Pulau ini berada di sebelah timur Pulau Kalimantan, sebelah selatan Kepulauan Sulu dan Pulau Mindanao (Filipina), sebelah barat Kepulauan Maluku, dan sebelah utara Kepulauan Nusa Tenggara Barat dan Nusa Tenggara Timur.

Pulau ini lebih besar dibandingkan Pulau Jawa dan Pulau Sumatra, yang mempunyai jumlah penduduk lebih banyak. Pulau-pulau yang lebih besar dibandingkan Pulau Sulawesi adalah Pulau Kalimatan, Pulau Sumatra, dan Papua.

Batas Laut Pulau Sulawesi

Peta Pulau Sulawesi dan pembagian provinsi (Roke~commonswiki/Creative Commons Attribution-Share Alike 3.0 Unported).

Bentang alam di Sulawesi mencakup empat semenanjung utama, yaitu Semenanjung Timur, Semenanjung Tenggara, Semenanjung Selatan, dan Semenanjung Utara.

Semenanjung-semenanjung ini dipisahkan oleh tiga teluk, yaitu Teluk Bone yang membentang di antara Semenanjung Tenggara dan Semenanjung Selatan; Teluk Tolo yang membentang di antara Semenanjung Tenggara dan Semenanjung Timur; serta Teluk Gorontalo atau Teluk Tomini yang membentang di wilayah perairan selatan dari Semenanjung Gorontalo, Semenanjung Minahasa, dan Semenanjung Tomini.

Sebagai pembatas dengan Pulau Kalimantan, Pulau Sulawesi dipisahkan oleh Selat Makassar yang membentang di sepanjang bagian barat pulau tersebut.

Menurut penelitian yang dilakukan oleh Nurlia, dkk (2020) dengan tajuk Struktur Geologi Pulau Sulawesi, Sulawesi berada di antara pertemuan tiga lempeng, yaitu Lempeng Pasifik, Lempeng Eurasia, dan Lempeng Indo-Australia. Hal tersebut membuat Sulawesi mempunyai konstruksi tektonik yang begitu lengkap kompleks.

Etimologi Nama Sulawesi

Nama Sulawesi diprediksi berasal dari kata dalam bahasa Sulawesi Tengah, yaitu sula yang memiliki pengertian “nusa” atau “pulau” dan mesi yang berarti “besi” atau “logam”, yang kemungkinan merujuk kepada praktik perdagangan bijih besi yang dihasilkan oleh berbagai tambang yang berada di sekitar Danau Matano, dekat Sorowako, Luwu Timur.
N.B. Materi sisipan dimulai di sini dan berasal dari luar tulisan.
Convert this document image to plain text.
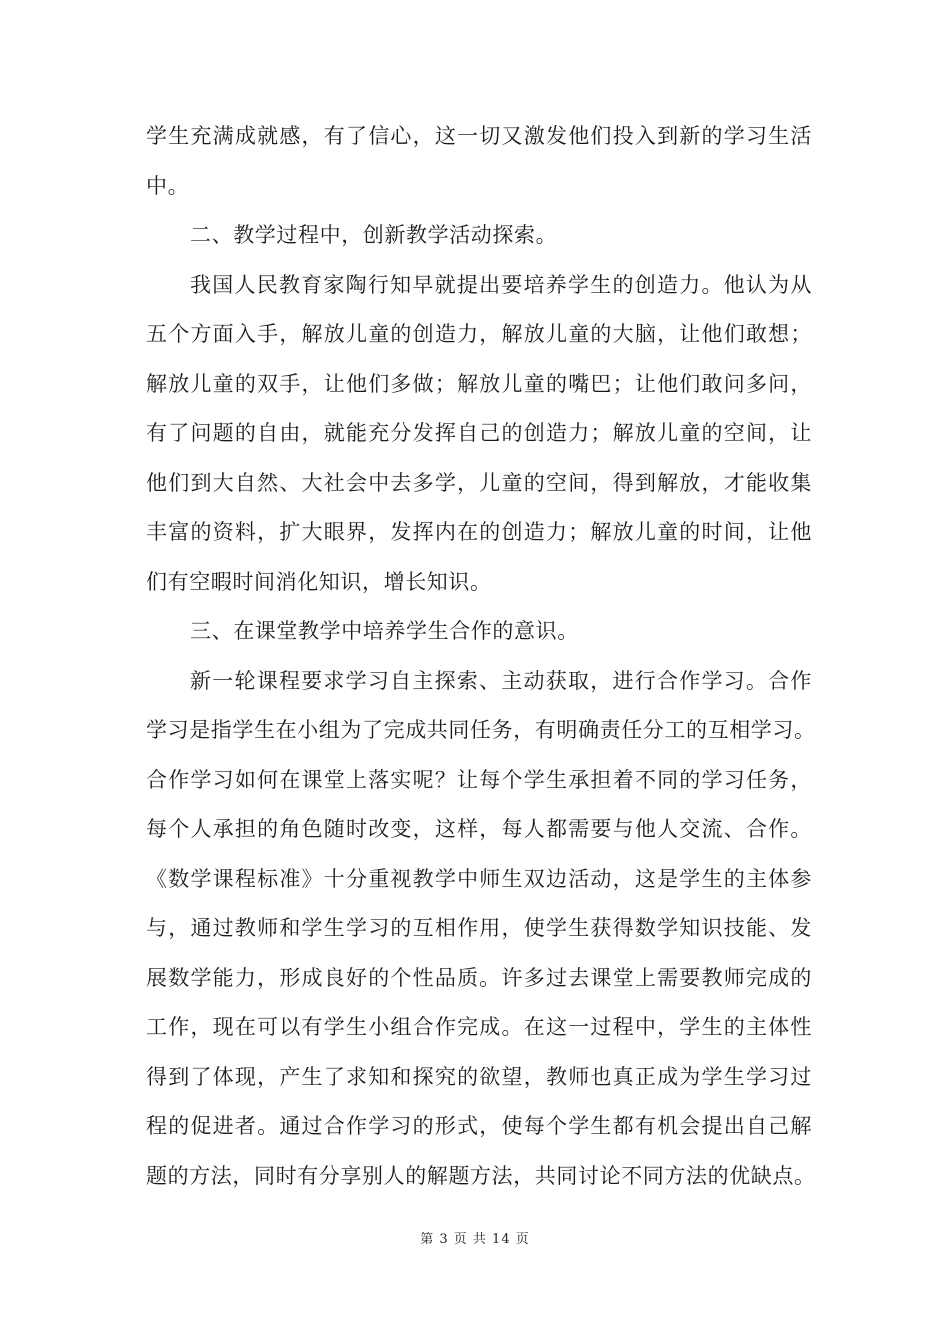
学生充满成就感，有了信心，这一切又激发他们投入到新的学习生活
中。
二、教学过程中，创新教学活动探索。
我国人民教育家陶行知早就提出要培养学生的创造力。他认为从
五个方面入手，解放儿童的创造力，解放儿童的大脑，让他们敢想；
解放儿童的双手，让他们多做；解放儿童的嘴巴；让他们敢问多问，
有了问题的自由，就能充分发挥自己的创造力；解放儿童的空间，让
他们到大自然、大社会中去多学，儿童的空间，得到解放，才能收集
丰富的资料，扩大眼界，发挥内在的创造力；解放儿童的时间，让他
们有空暇时间消化知识，增长知识。
三、在课堂教学中培养学生合作的意识。
新一轮课程要求学习自主探索、主动获取，进行合作学习。合作
学习是指学生在小组为了完成共同任务，有明确责任分工的互相学习。
合作学习如何在课堂上落实呢？让每个学生承担着不同的学习任务，
每个人承担的角色随时改变，这样，每人都需要与他人交流、合作。
《数学课程标准》十分重视教学中师生双边活动，这是学生的主体参
与，通过教师和学生学习的互相作用，使学生获得数学知识技能、发
展数学能力，形成良好的个性品质。许多过去课堂上需要教师完成的
工作，现在可以有学生小组合作完成。在这一过程中，学生的主体性
得到了体现，产生了求知和探究的欲望，教师也真正成为学生学习过
程的促进者。通过合作学习的形式，使每个学生都有机会提出自己解
题的方法，同时有分享别人的解题方法，共同讨论不同方法的优缺点。
第 3 页 共 14 页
Sementara itu, orang-orang Portugis yang datang sekitar abad 14–15 Masehi merupakan bangsa asing pertama yang memakai nama Celebes untuk menamakan Pulau Sulawesi secara keseluruhan.

Kondisi Geografis Sulawesi

Batas Laut Pulau Sulawesi

Gunung Tongkoko merupakan salah satu gunung berapi yang berada di Sulawesi Utara (Lip Kee Yap/Creative Commons Attribution-Share Alike 2.0 Generic).

Sulawesi merupakan pulau terbesar urutan kesebelas di dunia. Luasnya mencapai 174.600 kilmeter2. Struktur bagian tengah pulau ini berupa gunung-gunung dengan permukaan kasar, sehingga semenanjung di Sulawesi pada dasarnya jauh satu sama lain dan lebih gampang dijangkau melalui jalur laut dibandingkan melalui jalur darat.

Terdapat tiga teluk yang membagi semenanjung-semenanjung di Sulawesi dari wilayah utara hingga selatan, yaitu Teluk Tomini, Teluk Tolo, dan Teluk Bone. Ketiganya memisahkan Semenanjung Minahasa atau Semenanjung Utara, Semenanjung Timur, Semenanjung Tenggara, dan Semenanjung Selatan.

Sepanjang sisi barat pulau ini terbentang Selat Makassar, yaitu perairan yang relatif subur dibandingkan perairan yang lain di Sulawesi. Pulau Sulawesi dikelilingi oleh Kepulauan Maluku di bagian timur, Kepulauan Nusa Tenggara Barat dan Nusa Tenggara Timur di bagian selatan, Pulau Kalimantan di bagian barat, dan Filipina di bagian utara.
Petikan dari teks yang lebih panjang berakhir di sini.